A ben vedere, sebbene sia un innegabile richiamo alle regole, quello del numero uno dell’Eurogruppo non è un netto rifiuto a ricorrere alla flessibilità richiamata oggi da Padoan intervenendo all’Assemblea annuale dell’Abi. Il ministro conferma infatti che “il dialogo con le istituzioni europee è continuo e ha lo scopo di esplorare tutte le modalità di intervento pubblico ammesse dalla regole sugli aiuti di Stato”. Per il titolare di Via XX Settembre “il ruolo della mano pubblica deve essere di natura precauzionale”, e “il governo si sta adoperando per mettere a disposizione strumenti adeguati qualora fossero necessari”.
La normativa sul bail-in, considerata “incostituzionale” dal presidente dell’Associazione bancaria italiana Antonio Patuelli, impone appunto di usare risorse di azionisti, obbligazionisti subordinati e correntisti sopra i 100 mila euro prima di un intervento pubblico. Ma prevede anche un’eccezione in caso di rischio sistemico. Pericolo che tuttavia non sembra esserci per il governatore della Banca d’Italia, Ignazio Visco. Intervenendo dal palco dell’Abi, il numero uno di Palazzo Koch ritiene “non corretto parlare del problema dei crediti deteriorati come di una emergenza per l’intero sistema bancario”. Anche se, aggiunge, “a fronte del rischio che, in un contesto di elevata incertezza, problemi circoscritti intacchino la fiducia nei confronti del sistema bancario, un intervento pubblico non può essere escluso”.
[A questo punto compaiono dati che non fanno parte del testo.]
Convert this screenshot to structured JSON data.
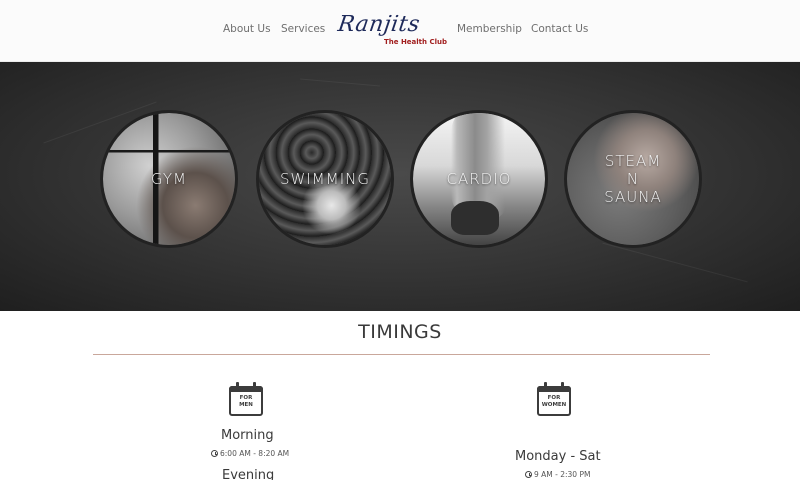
{
  "header": {
    "nav_left": [
      {
        "label": "About Us"
      },
      {
        "label": "Services"
      }
    ],
    "nav_right": [
      {
        "label": "Membership"
      },
      {
        "label": "Contact Us"
      }
    ],
    "logo": {
      "script_text": "Ranjits",
      "subtitle": "The Health Club"
    }
  },
  "services": [
    {
      "label": "GYM"
    },
    {
      "label": "SWIMMING"
    },
    {
      "label": "CARDIO"
    },
    {
      "label_lines": [
        "STEAM",
        "N",
        "SAUNA"
      ]
    }
  ],
  "timings": {
    "title": "TIMINGS",
    "men": {
      "icon_text": [
        "FOR",
        "MEN"
      ],
      "slots": [
        {
          "heading": "Morning",
          "time": "6:00 AM - 8:20 AM"
        },
        {
          "heading": "Evening"
        }
      ]
    },
    "women": {
      "icon_text": [
        "FOR",
        "WOMEN"
      ],
      "slots": [
        {
          "heading": "Monday - Sat",
          "time": "9 AM - 2:30 PM"
        }
      ]
    }
  },
  "colors": {
    "divider": "#c9a79b",
    "logo_script": "#1e2a5a",
    "logo_subtitle": "#a11e1e",
    "hero_background": "#333333"
  },
  "icons": [
    "calendar-icon",
    "clock-icon"
  ]
}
Visco però propone una soluzione strutturale, ovvero il completamento dell’Unione bancaria. In particolare, oltre alla creazione del terzo pilastro mancante, il meccanismo di garanzia sui depositi, è necessario completare anche il secondo, a suo avviso, con la “predisposizione di un backstop (argine, ndr) pubblico da attivare in caso di necessità, nel pieno rispetto delle norme comunitarie”. Perché, spiega, bisogna tenere “ben presenti i potenziali effetti sistemici di eventuali crisi per i singoli stati membri e per l’area dell’euro”.